Microsoft has patched vulnerabilities to create worms on Windows 7, Windows 8 and Windows 10. The publisher has also corrected a 20-year-old loophole to elevate privileges.
Yesterday, on the occasion of its Patch Tuesday, Microsoft released patches to be installed urgently, if it is not already done. Indeed, they clog a series of ultra-critical flaws, particularly affecting the latest versions of the operating system. Two flaws similar to "BlueKeep" have been found by Microsoft security researchers (CVE-2019-1181 and CVE-2019-1182).

As a reminder, BlueKeep is a vulnerability in Remote Remote Protocol Protocol (RDP).
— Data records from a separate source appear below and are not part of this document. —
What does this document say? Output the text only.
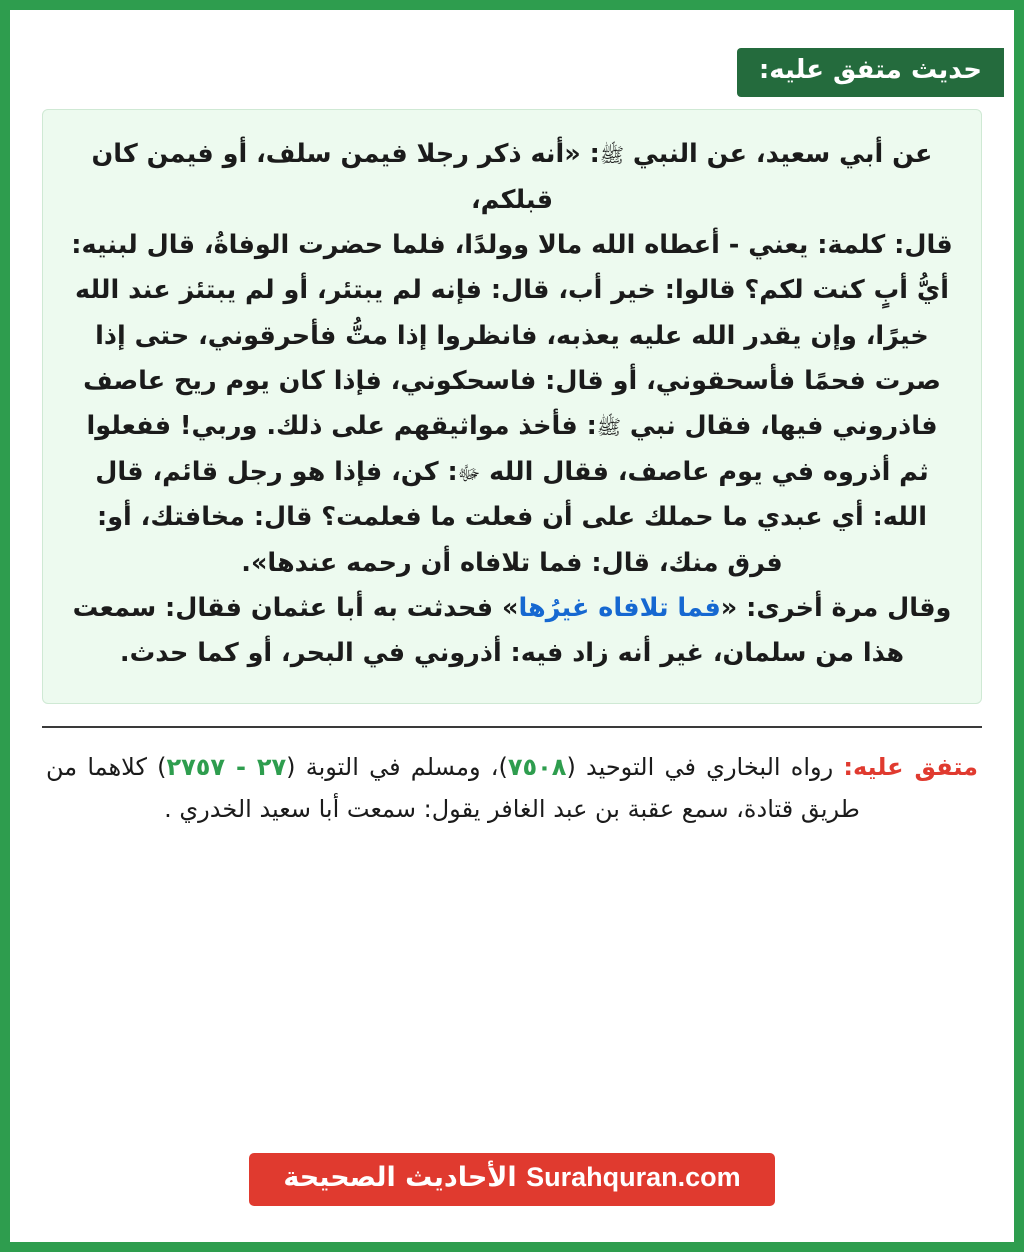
حديث متفق عليه:

عن أبي سعيد، عن النبي ﷺ: «أنه ذكر رجلا فيمن سلف، أو فيمن كان قبلكم،

قال: كلمة: يعني - أعطاه الله مالا وولدًا، فلما حضرت الوفاةُ، قال لبنيه: أيُّ أبٍ كنت لكم؟ قالوا: خير أب، قال: فإنه لم يبتئر، أو لم يبتئز عند الله خيرًا، وإن يقدر الله عليه يعذبه، فانظروا إذا متُّ فأحرقوني، حتى إذا صرت فحمًا فأسحقوني، أو قال: فاسحكوني، فإذا كان يوم ريح عاصف فاذروني فيها، فقال نبي ﷺ: فأخذ مواثيقهم على ذلك. وربي! ففعلوا ثم أذروه في يوم عاصف، فقال الله ﷻ: كن، فإذا هو رجل قائم، قال الله: أي عبدي ما حملك على أن فعلت ما فعلمت؟ قال: مخافتك، أو: فرق منك، قال: فما تلافاه أن رحمه عندها».

وقال مرة أخرى: «فما تلافاه غيرُها» فحدثت به أبا عثمان فقال: سمعت هذا من سلمان، غير أنه زاد فيه: أذروني في البحر، أو كما حدث.

متفق عليه: رواه البخاري في التوحيد (٧٥٠٨)، ومسلم في التوبة (٢٧ - ٢٧٥٧) كلاهما من طريق قتادة، سمع عقبة بن عبد الغافر يقول: سمعت أبا سعيد الخدري .
Surahquran.com الأحاديث الصحيحة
Detected last May, it allows to create worms for old systems such as Windows XP and Windows 7. It has a potential destructive equivalent to WannaCry or NotPetya.

Three versions of Windows concerned
This is also the case of the two new flaws, which also make it possible to create computer worms. But in their case, it's even worse because they affect the latest versions of the operating system, namely Windows 7, Windows 8 and Windows 10.

At present, it is difficult to know how many computers are affected by these new vulnerabilities. Some experts believe that it's more than for BlueKeep. At the end of last July, more than 788 000 Windows computers were still vulnerable to this first flaw (source: BitSight).

Hack Windows from Notepad
Patch Tuesday also plugs a flaw (CVE-2019-1162) that resides in all Windows systems for more than 20 years. It was found by Tavis Ormandy, a security researcher at Google Project Zero, and provides system privileges from any application.

The problem lies in CTextFramework, a library that handles text input and keyboard layout. This software, which dates from the Windows XP era, is actually riddled with flaws.

As an example, the researcher has successfully launched a command prompt with system privileges since ... Notepad.